Listing all certs on host


#1

I am a new to letsencrypt and I have a server whose certs need to be renewed (I received an email listing four certs that will be expiring). However, when I execute ‘certbot renew’, it finds only one. I cannot seem to locate the other three. Please advise how I can ensure that all certs get renewed. Is there a command I can use to view/verify the certs?

Thanks


#2

Are you sure it’s really four different certificates expiring ? If you received only one email with a list of four names in it, that’s just one certificate it’s warning about.

Modern certificates can have up to one hundred names in them, listed as SANs (Subject Alternative Names). It’s the whole certificate which expires, not the names. So if you really only had one certificate, you only need to do one renewal.

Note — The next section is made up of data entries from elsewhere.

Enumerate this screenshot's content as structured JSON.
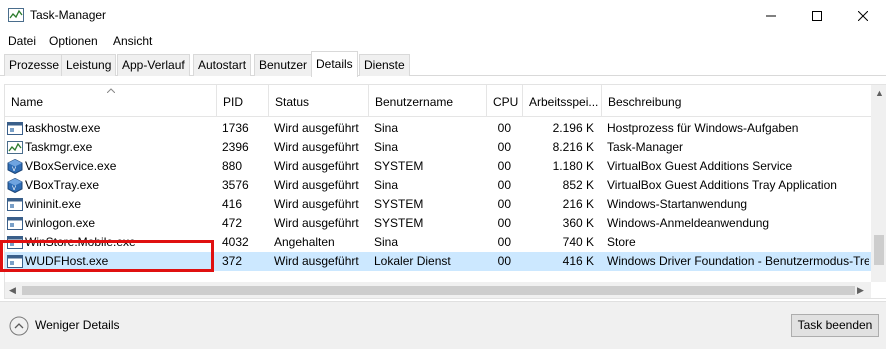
{
  "window": {
    "title": "Task-Manager"
  },
  "menu": [
    "Datei",
    "Optionen",
    "Ansicht"
  ],
  "tabs": [
    "Prozesse",
    "Leistung",
    "App-Verlauf",
    "Autostart",
    "Benutzer",
    "Details",
    "Dienste"
  ],
  "active_tab": "Details",
  "columns": {
    "name": "Name",
    "pid": "PID",
    "status": "Status",
    "user": "Benutzername",
    "cpu": "CPU",
    "memory": "Arbeitsspei...",
    "description": "Beschreibung"
  },
  "rows": [
    {
      "name": "taskhostw.exe",
      "pid": "1736",
      "status": "Wird ausgeführt",
      "user": "Sina",
      "cpu": "00",
      "memory": "2.196 K",
      "description": "Hostprozess für Windows-Aufgaben",
      "icon": "window-process-icon"
    },
    {
      "name": "Taskmgr.exe",
      "pid": "2396",
      "status": "Wird ausgeführt",
      "user": "Sina",
      "cpu": "00",
      "memory": "8.216 K",
      "description": "Task-Manager",
      "icon": "task-manager-icon"
    },
    {
      "name": "VBoxService.exe",
      "pid": "880",
      "status": "Wird ausgeführt",
      "user": "SYSTEM",
      "cpu": "00",
      "memory": "1.180 K",
      "description": "VirtualBox Guest Additions Service",
      "icon": "virtualbox-icon"
    },
    {
      "name": "VBoxTray.exe",
      "pid": "3576",
      "status": "Wird ausgeführt",
      "user": "Sina",
      "cpu": "00",
      "memory": "852 K",
      "description": "VirtualBox Guest Additions Tray Application",
      "icon": "virtualbox-icon"
    },
    {
      "name": "wininit.exe",
      "pid": "416",
      "status": "Wird ausgeführt",
      "user": "SYSTEM",
      "cpu": "00",
      "memory": "216 K",
      "description": "Windows-Startanwendung",
      "icon": "window-process-icon"
    },
    {
      "name": "winlogon.exe",
      "pid": "472",
      "status": "Wird ausgeführt",
      "user": "SYSTEM",
      "cpu": "00",
      "memory": "360 K",
      "description": "Windows-Anmeldeanwendung",
      "icon": "window-process-icon"
    },
    {
      "name": "WinStore.Mobile.exe",
      "pid": "4032",
      "status": "Angehalten",
      "user": "Sina",
      "cpu": "00",
      "memory": "740 K",
      "description": "Store",
      "icon": "window-process-icon"
    },
    {
      "name": "WUDFHost.exe",
      "pid": "372",
      "status": "Wird ausgeführt",
      "user": "Lokaler Dienst",
      "cpu": "00",
      "memory": "416 K",
      "description": "Windows Driver Foundation - Benutzermodus-Tre",
      "icon": "window-process-icon",
      "selected": true
    }
  ],
  "footer": {
    "fewer_details": "Weniger Details",
    "end_task": "Task beenden"
  },
  "colors": {
    "selection": "#cce8ff",
    "highlight": "#e01010"
  }
}
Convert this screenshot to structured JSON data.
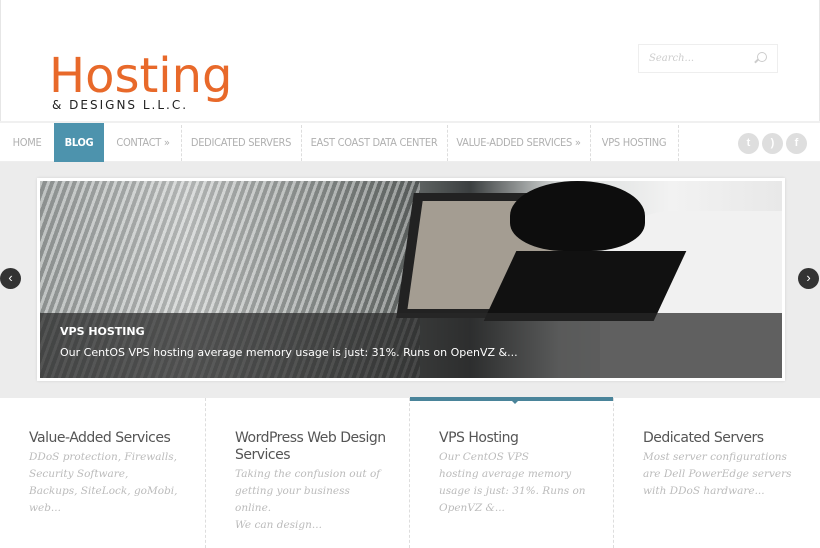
{
  "brand": {
    "logo_main": "Hosting",
    "logo_sub": "& DESIGNS L.L.C.",
    "accent": "#e8692a"
  },
  "search": {
    "placeholder": "Search..."
  },
  "nav": {
    "items": [
      "HOME",
      "BLOG",
      "CONTACT »",
      "DEDICATED SERVERS",
      "EAST COAST DATA CENTER",
      "VALUE-ADDED SERVICES »",
      "VPS HOSTING"
    ],
    "active": "BLOG",
    "active_color": "#4d93ad"
  },
  "social": [
    "twitter-icon",
    "rss-icon",
    "facebook-icon"
  ],
  "slider": {
    "title": "VPS HOSTING",
    "text": "Our CentOS VPS hosting average memory usage is just: 31%. Runs on OpenVZ &...",
    "prev": "‹",
    "next": "›"
  },
  "features": [
    {
      "title": "Value-Added Services",
      "text": "DDoS protection, Firewalls, Security Software, Backups, SiteLock, goMobi, web..."
    },
    {
      "title": "WordPress Web Design Services",
      "text": "Taking the confusion out of getting your business online.\n  We can design..."
    },
    {
      "title": "VPS Hosting",
      "text": "Our CentOS VPS\nhosting average memory usage is just: 31%. Runs on OpenVZ &..."
    },
    {
      "title": "Dedicated Servers",
      "text": "Most server configurations are Dell PowerEdge servers with DDoS hardware..."
    }
  ]
}
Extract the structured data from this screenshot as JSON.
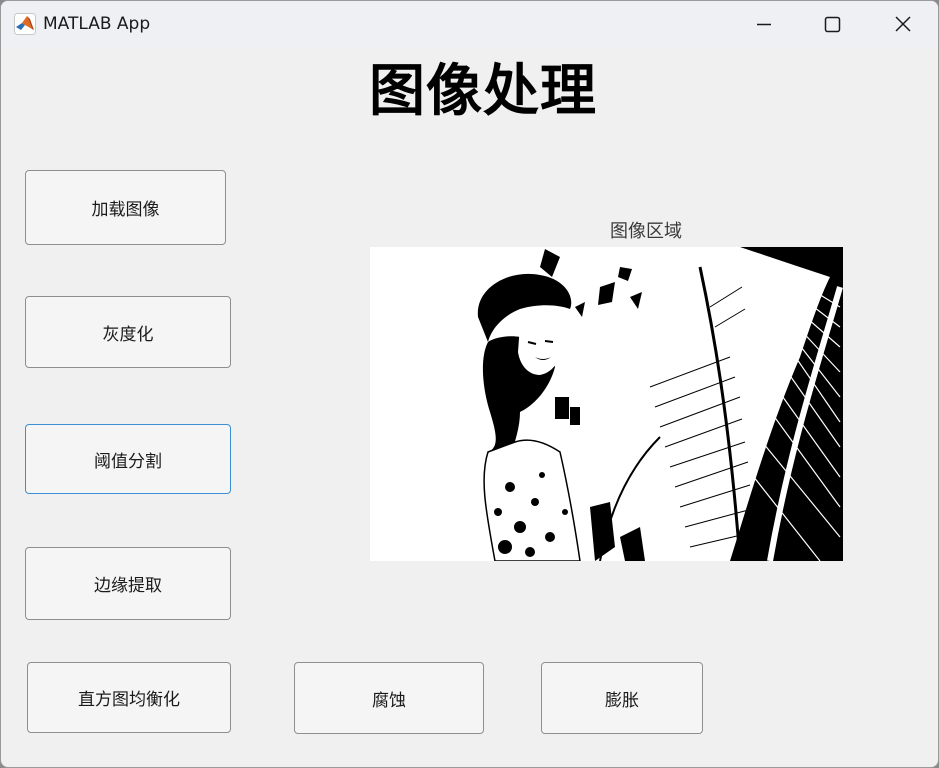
{
  "window": {
    "title": "MATLAB App",
    "controls": [
      "minimize-icon",
      "maximize-icon",
      "close-icon"
    ]
  },
  "app": {
    "heading": "图像处理",
    "axes_title": "图像区域",
    "image_description_icon": "binary-threshold-image"
  },
  "buttons": {
    "load": "加载图像",
    "grayscale": "灰度化",
    "threshold": "阈值分割",
    "edge": "边缘提取",
    "histeq": "直方图均衡化",
    "erode": "腐蚀",
    "dilate": "膨胀"
  },
  "colors": {
    "window_bg": "#f0f0f0",
    "titlebar_bg": "#eef0f4",
    "button_bg": "#f5f5f5",
    "button_border": "#8f8f8f",
    "focus_border": "#3c8fd6"
  }
}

If you’re not sure, you can tell us the names, and we can check.


#3

Thank you!

Looking at the webserver config, I think it is just one, as you explained. However, I am new to this so, if you would not mind verifying for my peace of mind, I would be extremely grateful.

api-buildbot.xometry.net
erp-buildbot.xometry.net
get-buildbot.xometry.net
work-buildbot.xometry.net

Also, when I renewed, it is only for 60 days. Is there any way I can renew for longer? I think the suggested way is to enable auto renewal? Should I do this using the ‘certbot’ command or the ‘letsencrypt’ command?

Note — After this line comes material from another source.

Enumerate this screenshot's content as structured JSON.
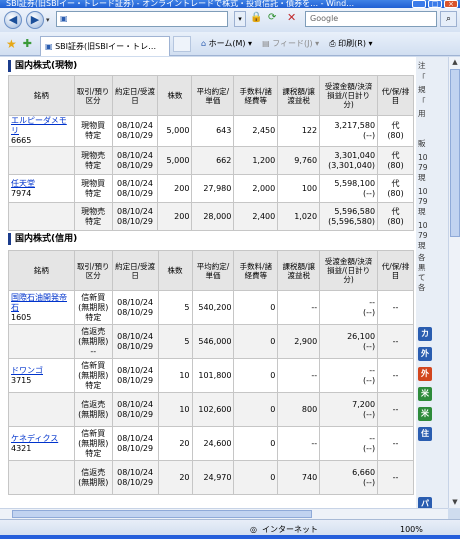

Finally, would you advise how I can get the email address that notifications are being sent to changed?

Thank you!!


#4

Yes, all four names are the subject of a single certificate. The certificate I can see in a Monitor expires tomorrow, but the monitor can take several hours to catch up, so if you renewed successfully today all is probably fine.

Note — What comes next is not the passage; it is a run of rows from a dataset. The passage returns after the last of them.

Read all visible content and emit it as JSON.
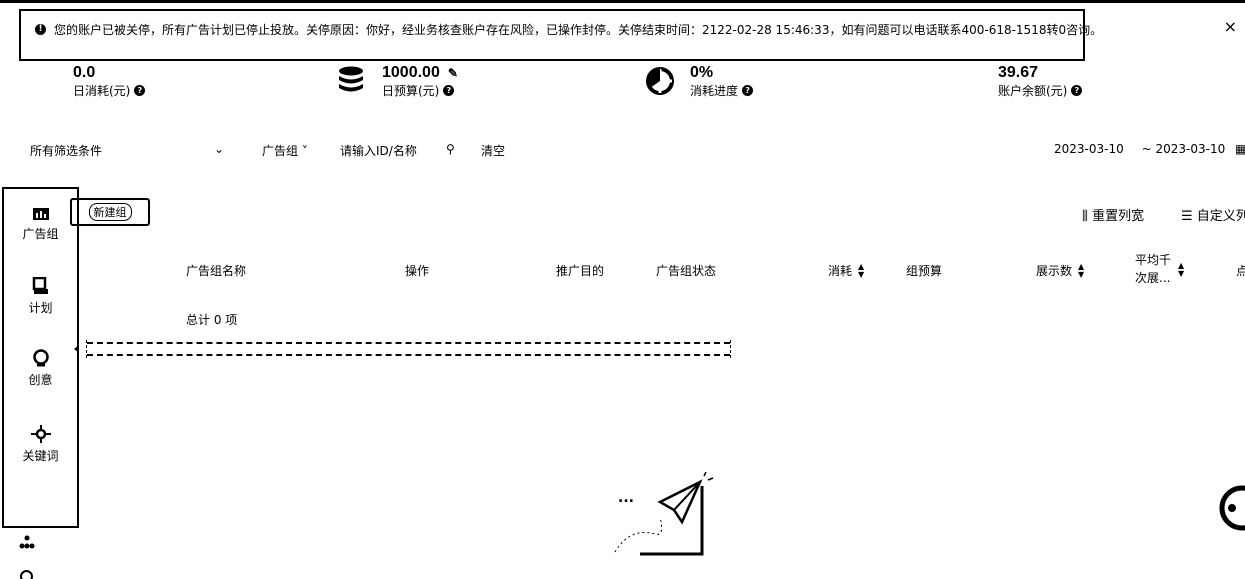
{
  "notice": {
    "text": "您的账户已被关停，所有广告计划已停止投放。关停原因：你好，经业务核查账户存在风险，已操作封停。关停结束时间：2122-02-28 15:46:33，如有问题可以电话联系400-618-1518转0咨询。",
    "close": "×"
  },
  "stats": [
    {
      "value": "0.0",
      "label": "日消耗(元)"
    },
    {
      "value": "1000.00",
      "label": "日预算(元)"
    },
    {
      "value": "0%",
      "label": "消耗进度"
    },
    {
      "value": "39.67",
      "label": "账户余额(元)"
    }
  ],
  "filters": {
    "all_conditions": "所有筛选条件",
    "group_dropdown": "广告组",
    "search_placeholder": "请输入ID/名称",
    "clear": "清空",
    "date_start": "2023-03-10",
    "date_sep": "~",
    "date_end": "2023-03-10"
  },
  "sidebar": {
    "items": [
      {
        "label": "广告组",
        "icon": "bar-chart-icon"
      },
      {
        "label": "计划",
        "icon": "plan-icon"
      },
      {
        "label": "创意",
        "icon": "bulb-icon"
      },
      {
        "label": "关键词",
        "icon": "target-icon"
      }
    ]
  },
  "toolbar": {
    "new_group": "新建组",
    "reset_columns": "重置列宽",
    "custom_columns": "自定义列"
  },
  "table": {
    "columns": [
      "广告组名称",
      "操作",
      "推广目的",
      "广告组状态",
      "消耗",
      "组预算",
      "展示数",
      "平均千次展..."
    ],
    "total": "总计 0 项"
  },
  "empty": {
    "dots": "..."
  }
}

Let’s Encrypt renewals are for 90 days, a certificate renewed today should result in a new certificate which expires in December, 90 days from now. You cannot obtain certificates from Let’s Encrypt which last longer, but you can arrange to run the “certbot renew” step once per day, and each time it runs it will notice if the certificate has only 30 days or less lifetime and renew it. You also probably want to have a “hook” set to reload your web browser, something like

certbot renew --post-hook /sbin/service apache reload

But of course the exact command needed in the hook might depend on your setup. If you don’t have any experience setting commands to be run periodically like this it’s really beyond the scope of this forum.

You should be able to run
certbot register --update-registration

to change the email address which gets sent notifications


#5

Thank you!!!

One more (and I promise, the last…) . How do I view the monitor?

Thank you!
Jackie


#6

Several independent monitors of the Certificate Transparency system exist, here’s one run by Google

https://www.google.com/transparencyreport/https/ct/

and here’s a very popular one with an easy to remember name run by Comodo

https://crt.sh/


#7

Thank you. Very much appreciate your assistance!


#8

This topic was automatically closed 30 days after the last reply. New replies are no longer allowed.